ABD Başkanı Trump'ın Erdoğan'ı kapıda karşılaması 'dostluk' vurguları yapması güzel, bu görüşme Türkiye ABD ilişkilerinde bir dönüm noktası olabilir mi bunu zaman gösterecek elbette.

ABD ziyaretinin en önemli maddesi CAATSA yaptırımlarının kaldırılacak olması. CAATSA yaptırımlarını getiren yine Trump'tı. Ülke çıkarları söz konusu olduğunda hiçbir lider 'dostluk' falan dinlemiyor nitekim. Türkiye Rusya'dan S-400 hava savunma sistemi alınca dönemin ABD başkanı olarak Trump Aralık 2020'da Türkiye'ye CAATSA yaptırımlarını uygulamaya başlamıştı.

Şimdi CAATSA yaptırımları kalkacak, Türkiye yeniden ABD'den F-35 alacak ama Trump bunu da şarta bağladı. Gayet üst perdeden bir tonla "İstersem bunu kolayca yapabilirim. Belki olur, belki olmaz. Bu, onun (Erdoğan'ın) bizim için yapacaklarına bağlı" diyerek Türkiye'nin yeniden F-35 savaş uçağı programına dahil edilmesi için yapması gereken ev ödevini de açıkladı; Ankara ABD'nin hedeflerin destek verecek, Rusya'dan enerji ithalatını kısacak…

Dolayısıyla fevkaladenin fevkinde başarı kriteri nereden baktığınıza bağlı.

Dolayısıyla Cumhurbaşkanı Erdoğan baktığı yerden "fevkaladenin fevkinde bir başarı" görüyor olabilir. Sonuçta ülkenin ekonomisiyle ilgili de helikopterinin penceresinden gördüklerini söyleyerek ülkemizde ekonomik krizin olmadığını söylemişti:

"Hani ekonomide her taraf çökmüştü, batmıştı. Helikopterden o yolları gördüm, araçlar, otomobiller, otobüsler, kamyonlar, TIR'lar tıklım, tıklım, yollar dolu. Bu da bir şeyi gösteriyor, ekonomik canlılığı." (22 Eylül 2022)

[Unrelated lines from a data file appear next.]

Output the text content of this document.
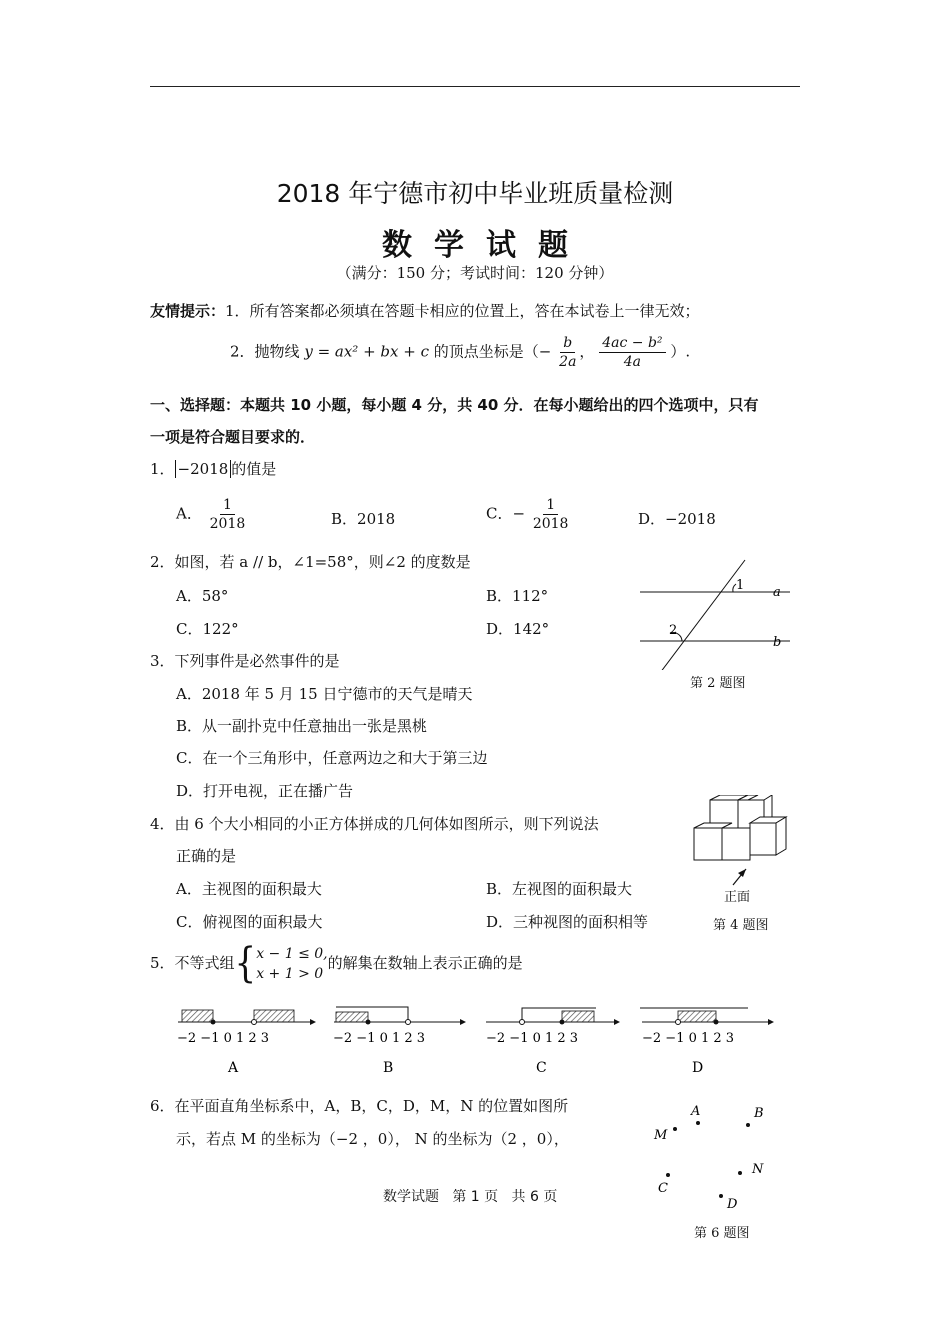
2018 年宁德市初中毕业班质量检测
数学试题
（满分：150 分；考试时间：120 分钟）
友情提示：1．所有答案都必须填在答题卡相应的位置上，答在本试卷上一律无效；
2．抛物线 y = ax² + bx + c 的顶点坐标是（− $\frac{b}{2a}$ ， $\frac{\text{4ac − b²}}{4a}$ ）.
一、选择题：本题共 10 小题，每小题 4 分，共 40 分．在每小题给出的四个选项中，只有
一项是符合题目要求的．
1． −2018 的值是
A． $\frac{1}{2018}$	B．2018	C．− $\frac{1}{2018}$	D．−2018
2．如图，若 a // b，∠1=58°，则∠2 的度数是
A．58°	B．112°
C．122°	D．142°
1
2
a
b
第 2 题图
3．下列事件是必然事件的是
A．2018 年 5 月 15 日宁德市的天气是晴天
B．从一副扑克中任意抽出一张是黑桃
C．在一个三角形中，任意两边之和大于第三边
D．打开电视，正在播广告
4．由 6 个大小相同的小正方体拼成的几何体如图所示，则下列说法
正确的是
A．主视图的面积最大	B．左视图的面积最大
C．俯视图的面积最大	D．三种视图的面积相等
正面
第 4 题图
5．不等式组{ x − 1 ≤ 0,
x + 1 > 0
的解集在数轴上表示正确的是
−2 −1 0 1 2 3
A
−2 −1 0 1 2 3
B
−2 −1 0 1 2 3
C
−2 −1 0 1 2 3
D
6．在平面直角坐标系中，A，B，C，D，M，N 的位置如图所
示，若点 M 的坐标为（−2 ，0）， N 的坐标为（2 ，0），
A	B
M
C
N
D
第 6 题图
数学试题   第 1 页   共 6 页
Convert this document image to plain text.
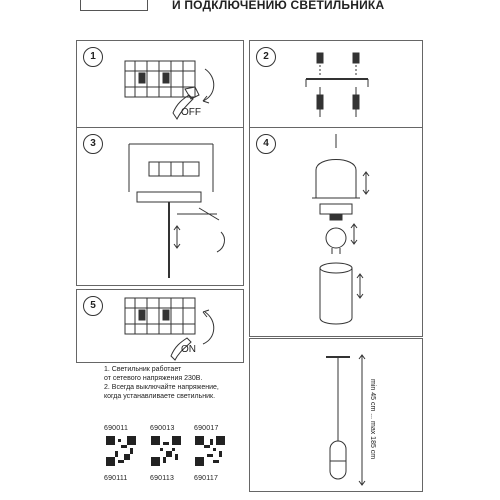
И ПОДКЛЮЧЕНИЮ СВЕТИЛЬНИКА
1
OFF
2
3	4
5
ON
min 45 cm ... max 185 cm

1. Светильник работает

от сетевого напряжения 230В.

2. Всегда выключайте напряжение,

когда устанавливаете светильник.

690011	690013	690017
690111	690113	690117
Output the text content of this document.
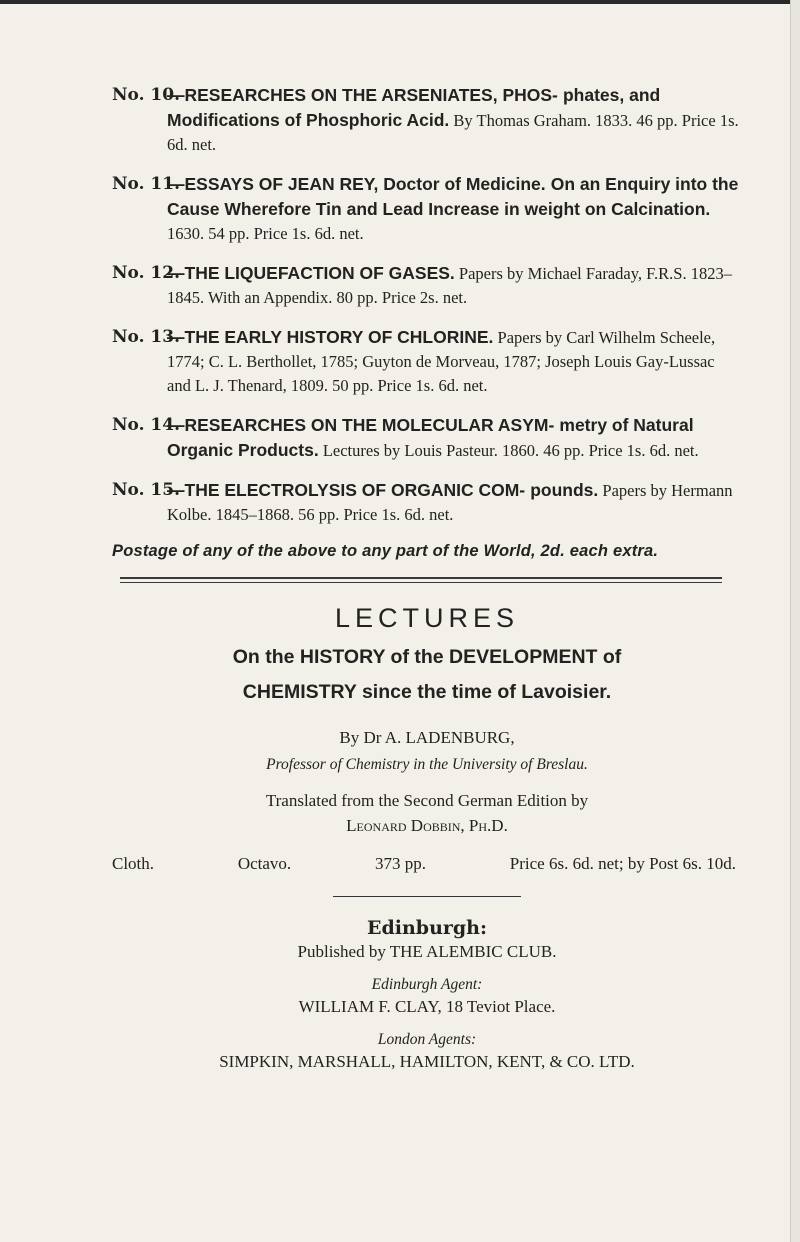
No. 10.

—RESEARCHES ON THE ARSENIATES, PHOS- phates, and Modifications of Phosphoric Acid. By Thomas Graham. 1833. 46 pp. Price 1s. 6d. net.

No. 11.

—ESSAYS OF JEAN REY, Doctor of Medicine. On an Enquiry into the Cause Wherefore Tin and Lead Increase in weight on Calcination. 1630. 54 pp. Price 1s. 6d. net.

No. 12.

—THE LIQUEFACTION OF GASES. Papers by Michael Faraday, F.R.S. 1823–1845. With an Appendix. 80 pp. Price 2s. net.

No. 13.

—THE EARLY HISTORY OF CHLORINE. Papers by Carl Wilhelm Scheele, 1774; C. L. Berthollet, 1785; Guyton de Morveau, 1787; Joseph Louis Gay-Lussac and L. J. Thenard, 1809. 50 pp. Price 1s. 6d. net.

No. 14.

—RESEARCHES ON THE MOLECULAR ASYM- metry of Natural Organic Products. Lectures by Louis Pasteur. 1860. 46 pp. Price 1s. 6d. net.

No. 15.

—THE ELECTROLYSIS OF ORGANIC COM- pounds. Papers by Hermann Kolbe. 1845–1868. 56 pp. Price 1s. 6d. net.

Postage of any of the above to any part of the World, 2d. each extra.

LECTURES
On the HISTORY of the DEVELOPMENT of
CHEMISTRY since the time of Lavoisier.
By Dr A. LADENBURG,
Professor of Chemistry in the University of Breslau.
Translated from the Second German Edition by
Leonard Dobbin, Ph.D.
Cloth.	Octavo.	373 pp.	Price 6s. 6d. net; by Post 6s. 10d.
Edinburgh:
Published by THE ALEMBIC CLUB.
Edinburgh Agent:
WILLIAM F. CLAY, 18 Teviot Place.
London Agents:
SIMPKIN, MARSHALL, HAMILTON, KENT, & CO. LTD.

Ben ise asıl ABD gezisinde ortaya çıkan fevkaladenin fevkindeki bir gerçeği yazmak istiyorum.

Dışişleri Bakanı Hakan Fidan, Cumhurbaşkanı Erdoğan'ın kokpitinde verdiği pozla adının KAAN olacağını açıkladığı, iktidarın seçim propagandası olarak kullandığı, 'yerli ve milli' diyerek yeri göğü inlettikleri Türk yapımı bir motorla uçağını duyurdukları Milli Muharip Uçağımız KAAN'ın motorunun "yerli ve milli" değil baya baya Made in ABD olduğunu açıkladı, dedi ki:

"Şu anda almayı beklediğimiz F-35 ve KAAN'ın motorları var. ABD Kongresi'nde bekletiliyor ve lisansları durmuş durumda. Onların lisanslarının hayata geçirilmesi ve motorların gelmesi lazım ki KAAN'ların üretimi başlayabilsin. Bizim ABD ile olan ilişkimizde sınırlamaların olması, bizi ister istemez uluslararası sistemde daha farklı arayışların içerisine itecek."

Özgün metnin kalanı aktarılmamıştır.